Beethoven's 'Emperor' concerto: a work ahead of its time
Beethoven's last piano concerto is also one of the most accomplished of them all.
The title 'Emperor' seems to have stuck from the earliest performances of Beethoven’s music, although I doubt it’s a name he’d have given to a concerto which has been described as the embodiment of Romantic conflict. A very real conflict certainly had an impact on Beethoven’s writing in 1809, but given the way we know Beethoven felt about the Emperor Napoleon, it’s hardly a title he would have chosen. There are a number of stories about how this, his fifth piano concerto, got its name - and I think the most plausible comes from the circumstances of its Viennese premiere.

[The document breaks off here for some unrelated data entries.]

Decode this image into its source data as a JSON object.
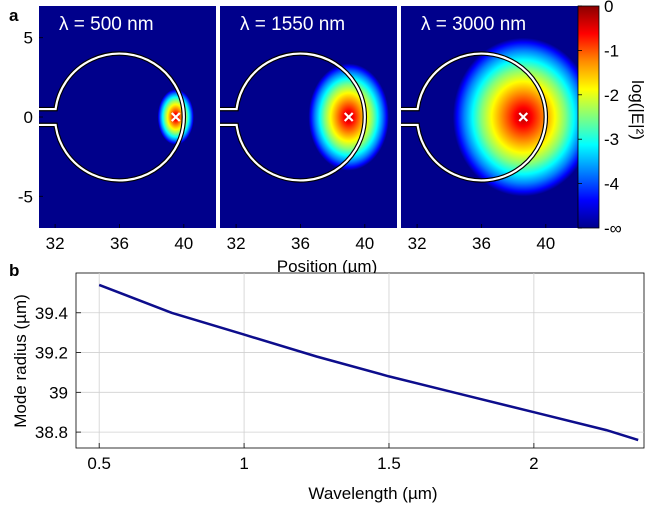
{
  "panels": {
    "a": {
      "label": "a"
    },
    "b": {
      "label": "b"
    }
  },
  "chart_data": [
    {
      "type": "heatmap",
      "panel": "a",
      "subplots": [
        {
          "title": "λ = 500 nm",
          "mode_center": [
            39.5,
            0
          ],
          "spot_radius_x": 0.9,
          "spot_radius_y": 1.4
        },
        {
          "title": "λ = 1550 nm",
          "mode_center": [
            39.0,
            0
          ],
          "spot_radius_x": 2.0,
          "spot_radius_y": 2.7
        },
        {
          "title": "λ = 3000 nm",
          "mode_center": [
            38.6,
            0
          ],
          "spot_radius_x": 3.5,
          "spot_radius_y": 4.0
        }
      ],
      "xlabel": "Position (µm)",
      "xticks": [
        "32",
        "36",
        "40"
      ],
      "xlim": [
        31,
        42
      ],
      "yticks": [
        "5",
        "0",
        "-5"
      ],
      "ylim": [
        -7,
        7
      ],
      "colorbar": {
        "label": "log(|E|²)",
        "ticks": [
          "0",
          "-1",
          "-2",
          "-3",
          "-4",
          "-∞"
        ],
        "colors": [
          "#8b0000",
          "#ff0000",
          "#ff8c00",
          "#ffff00",
          "#7fff7f",
          "#00ffff",
          "#007fff",
          "#0000ff",
          "#00008b"
        ]
      },
      "resonator": {
        "center": [
          36,
          0
        ],
        "radius": 4,
        "waveguide_halfwidth": 0.5,
        "waveguide_start": 31
      }
    },
    {
      "type": "line",
      "panel": "b",
      "x": [
        0.5,
        0.75,
        1.0,
        1.25,
        1.5,
        1.75,
        2.0,
        2.25,
        2.36
      ],
      "y": [
        39.54,
        39.4,
        39.29,
        39.18,
        39.08,
        38.99,
        38.9,
        38.81,
        38.76
      ],
      "xlabel": "Wavelength (µm)",
      "ylabel": "Mode radius (µm)",
      "xticks": [
        "0.5",
        "1",
        "1.5",
        "2"
      ],
      "yticks": [
        "39.4",
        "39.2",
        "39",
        "38.8"
      ],
      "xlim": [
        0.42,
        2.38
      ],
      "ylim": [
        38.72,
        39.6
      ],
      "grid": true,
      "line_color": "#0d0d8c"
    }
  ]
}
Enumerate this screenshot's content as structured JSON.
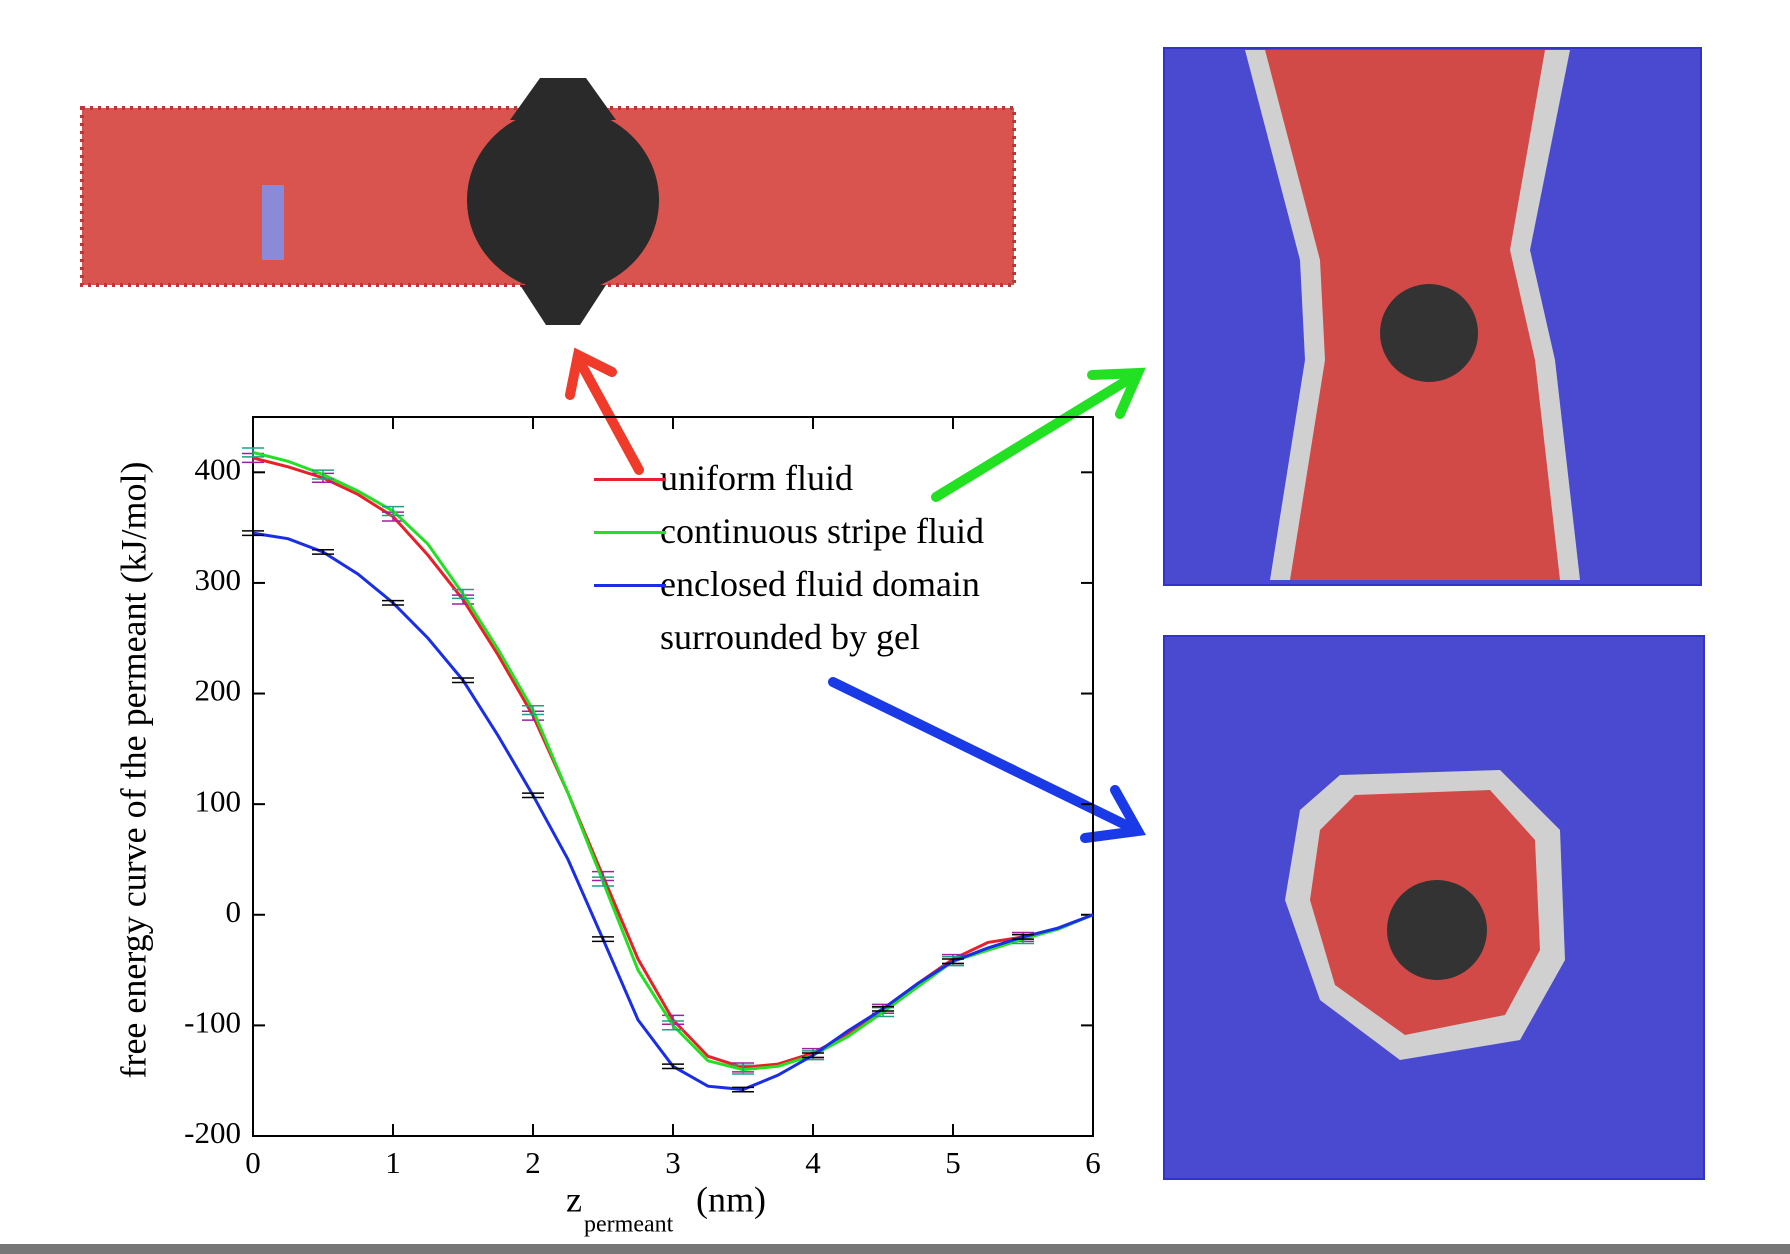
{
  "chart_data": {
    "type": "line",
    "ylabel": "free energy curve of the permeant (kJ/mol)",
    "xlabel": "z",
    "xlabel_subscript": "permeant",
    "xlabel_unit": "(nm)",
    "x": [
      0,
      0.25,
      0.5,
      0.75,
      1,
      1.25,
      1.5,
      1.75,
      2,
      2.25,
      2.5,
      2.75,
      3,
      3.25,
      3.5,
      3.75,
      4,
      4.25,
      4.5,
      4.75,
      5,
      5.25,
      5.5,
      5.75,
      6
    ],
    "series": [
      {
        "name": "uniform fluid",
        "color": "#e8202a",
        "values": [
          413,
          405,
          395,
          380,
          360,
          325,
          285,
          235,
          180,
          110,
          35,
          -40,
          -95,
          -128,
          -138,
          -135,
          -125,
          -108,
          -85,
          -62,
          -40,
          -25,
          -20,
          -13,
          0
        ],
        "errors": [
          4,
          null,
          4,
          null,
          4,
          null,
          4,
          null,
          4,
          null,
          4,
          null,
          4,
          null,
          4,
          null,
          4,
          null,
          4,
          null,
          4,
          null,
          4,
          null,
          null
        ]
      },
      {
        "name": "continuous stripe fluid",
        "color": "#22e022",
        "values": [
          418,
          410,
          398,
          383,
          365,
          335,
          290,
          240,
          185,
          110,
          30,
          -50,
          -100,
          -132,
          -140,
          -137,
          -127,
          -110,
          -88,
          -65,
          -42,
          -32,
          -22,
          -13,
          0
        ],
        "errors": [
          4,
          null,
          4,
          null,
          4,
          null,
          4,
          null,
          4,
          null,
          4,
          null,
          4,
          null,
          4,
          null,
          4,
          null,
          4,
          null,
          4,
          null,
          4,
          null,
          null
        ]
      },
      {
        "name": "enclosed fluid domain surrounded by gel",
        "color": "#1a2ee8",
        "values": [
          345,
          340,
          328,
          308,
          282,
          250,
          212,
          162,
          108,
          50,
          -22,
          -95,
          -137,
          -155,
          -158,
          -145,
          -127,
          -105,
          -85,
          -62,
          -42,
          -30,
          -20,
          -12,
          0
        ],
        "errors": [
          2,
          null,
          2,
          null,
          2,
          null,
          2,
          null,
          2,
          null,
          2,
          null,
          2,
          null,
          2,
          null,
          2,
          null,
          2,
          null,
          2,
          null,
          2,
          null,
          null
        ]
      }
    ],
    "xlim": [
      0,
      6
    ],
    "xticks": [
      0,
      1,
      2,
      3,
      4,
      5,
      6
    ],
    "ylim": [
      -200,
      450
    ],
    "yticks": [
      -200,
      -100,
      0,
      100,
      200,
      300,
      400
    ]
  }
}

The concert in February 1812 was organised by the impressively named ‘Society of Noble Ladies for Charity for Fostering the Good and Useful’ as part of the festivities ordered by the city’s French conquerors. Beethoven’s music must have stood out like a sore thumb amongst the popular songs and performances which made up this concert programme, but given the circumstances, ‘Emperor’ seemed a fitting title for the new concerto. It’s hardly surprising that in the midst of that variety show, Beethoven’s concerto did not do well.

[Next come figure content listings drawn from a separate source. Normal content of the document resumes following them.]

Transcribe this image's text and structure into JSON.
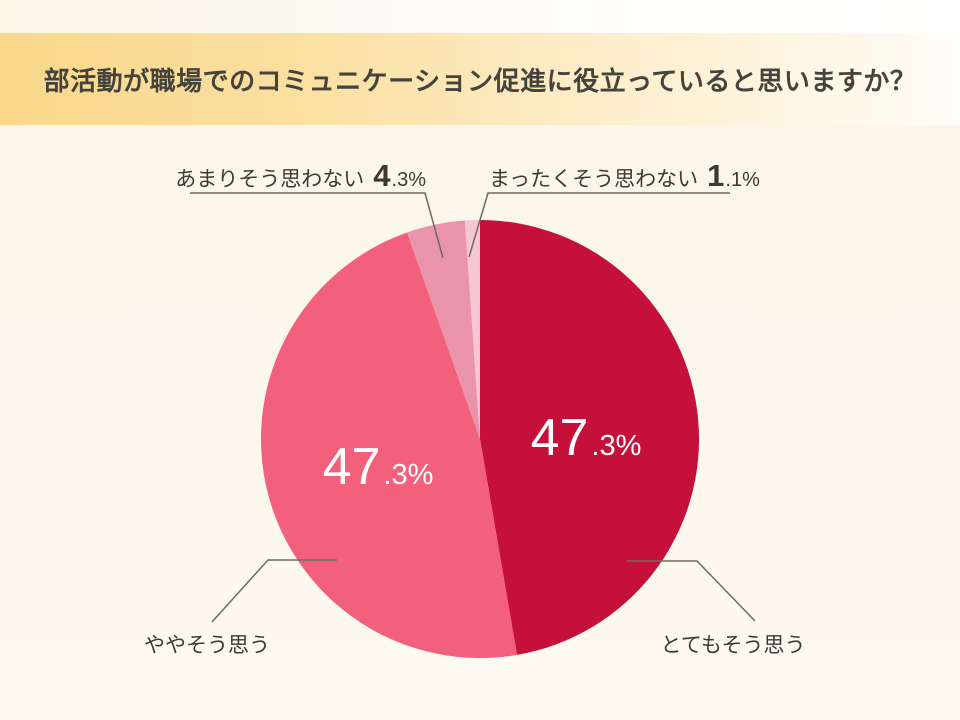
{
  "chart_data": {
    "type": "pie",
    "title": "部活動が職場でのコミュニケーション促進に役立っていると思いますか？",
    "unit": "%",
    "direction": "clockwise",
    "start_angle_deg": 0,
    "legend_position": "none",
    "slices": [
      {
        "id": "strongly-agree",
        "label": "とてもそう思う",
        "value": 47.3,
        "display": "47.3%",
        "color": "#c5113a",
        "percent_label_position": "inside"
      },
      {
        "id": "somewhat-agree",
        "label": "ややそう思う",
        "value": 47.3,
        "display": "47.3%",
        "color": "#f2607c",
        "percent_label_position": "inside"
      },
      {
        "id": "somewhat-disagree",
        "label": "あまりそう思わない",
        "value": 4.3,
        "display": "4.3%",
        "color": "#e994ab",
        "percent_label_position": "outside-top-left"
      },
      {
        "id": "strongly-disagree",
        "label": "まったくそう思わない",
        "value": 1.1,
        "display": "1.1%",
        "color": "#f6c6d4",
        "percent_label_position": "outside-top-right"
      }
    ]
  },
  "style": {
    "band_gradient_left": "#f9d88b",
    "band_gradient_right": "#fffdf8",
    "background": "#fcf7ec",
    "title_color": "#45443c",
    "label_color": "#3b3a34",
    "leader_line_color": "#6e6a61",
    "percent_color": "#ffffff"
  }
}
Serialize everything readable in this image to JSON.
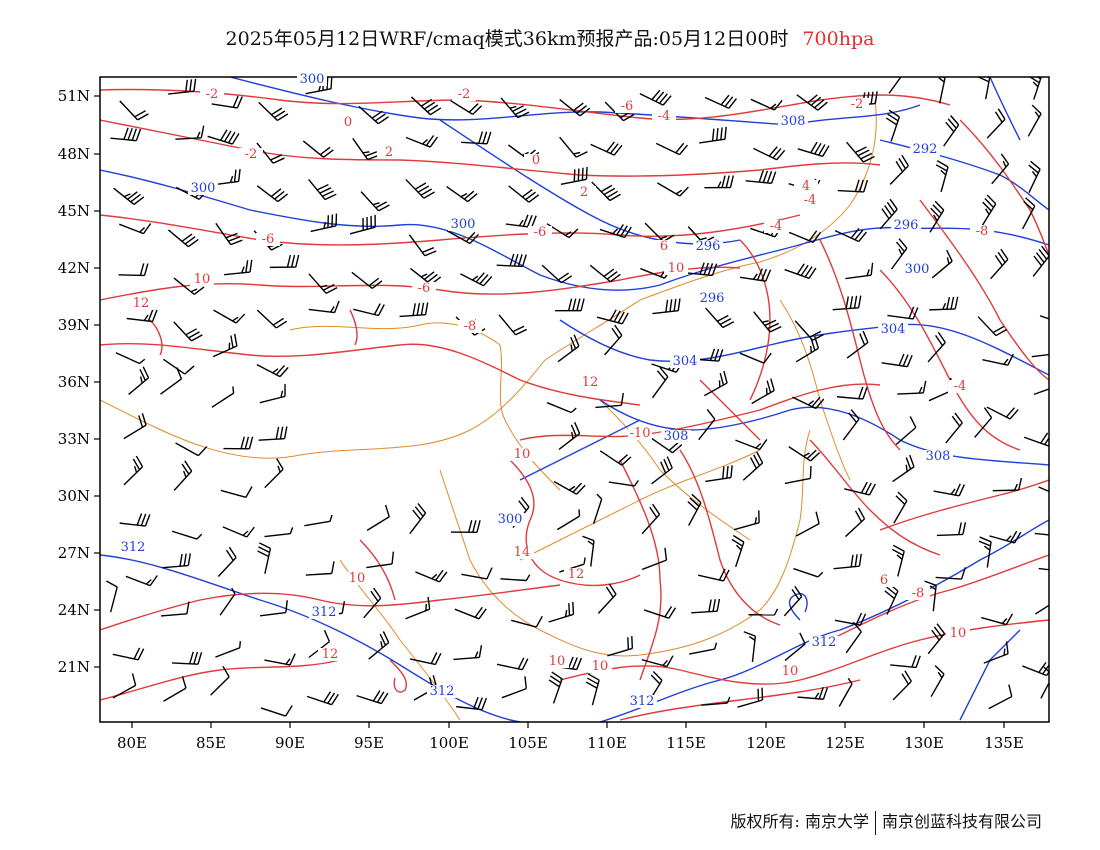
{
  "title": {
    "main": "2025年05月12日WRF/cmaq模式36km预报产品:05月12日00时",
    "level": "700hpa"
  },
  "axes": {
    "lat_labels": [
      "51N",
      "48N",
      "45N",
      "42N",
      "39N",
      "36N",
      "33N",
      "30N",
      "27N",
      "24N",
      "21N"
    ],
    "lon_labels": [
      "80E",
      "85E",
      "90E",
      "95E",
      "100E",
      "105E",
      "110E",
      "115E",
      "120E",
      "125E",
      "130E",
      "135E"
    ]
  },
  "temperature_labels": [
    "-2",
    "-2",
    "-6",
    "-4",
    "-2",
    "0",
    "-2",
    "2",
    "0",
    "2",
    "4",
    "-4",
    "-6",
    "-6",
    "-4",
    "6",
    "-8",
    "-6",
    "10",
    "-8",
    "12",
    "12",
    "10",
    "-10",
    "10",
    "-4",
    "14",
    "10",
    "12",
    "6",
    "-8",
    "12",
    "10",
    "10",
    "10",
    "10"
  ],
  "height_labels": [
    "300",
    "308",
    "300",
    "296",
    "300",
    "296",
    "300",
    "304",
    "304",
    "308",
    "308",
    "292",
    "300",
    "312",
    "312",
    "312",
    "312",
    "312",
    "296"
  ],
  "colors": {
    "temperature": "#e03a3a",
    "height": "#1f3fd8",
    "boundary": "#e08a2a",
    "wind": "#000000"
  },
  "footer": {
    "copyright": "版权所有: 南京大学",
    "company": "南京创蓝科技有限公司"
  }
}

In contrast to its reception in Vienna, the work’s earlier premiere in Leipzig had been well received with one critic describing it as ‘without doubt one of the most original, imaginative, most effective but also one of the most difficult of all concertos’. It was certainly born out of a difficult time not just for Beethoven but for all Austria, when the French invaded in 1809. Beethoven complained that the course of events ‘has affected me body and soul…with nothing by drums, cannons, men, misery of all sorts’. The composer even had to evacuate to his brother’s home and take refuge in the basement from explosions and cannon attacks. Yet by the end of 1809, the work was complete even if circumstances meant there was no premiere for another couple of years.
As always, there is much that is ahead of its time in this last and largest of Beethoven’s piano concertos. Its virtuosic style and wide dynamic range is perfectly suited to the kind of concert piano which Beethoven can only have dreamed of, and which wasn’t developed until the mid 1820s. He also gave precise instructions to the soloist against the prevailing fashion where a virtuoso would launch into a cadenza. Instead he wrote out all the solo passages, and on the piano part of his score wrote ‘Do not play a cadenza, but begin immediately what follows’.
What follows is one of the most accomplished of all piano concertos, with a striking opening movement and a glorious rondo finale, but it’s the beauty and serenity of the hymn-like adagio which makes this Beethoven’s best.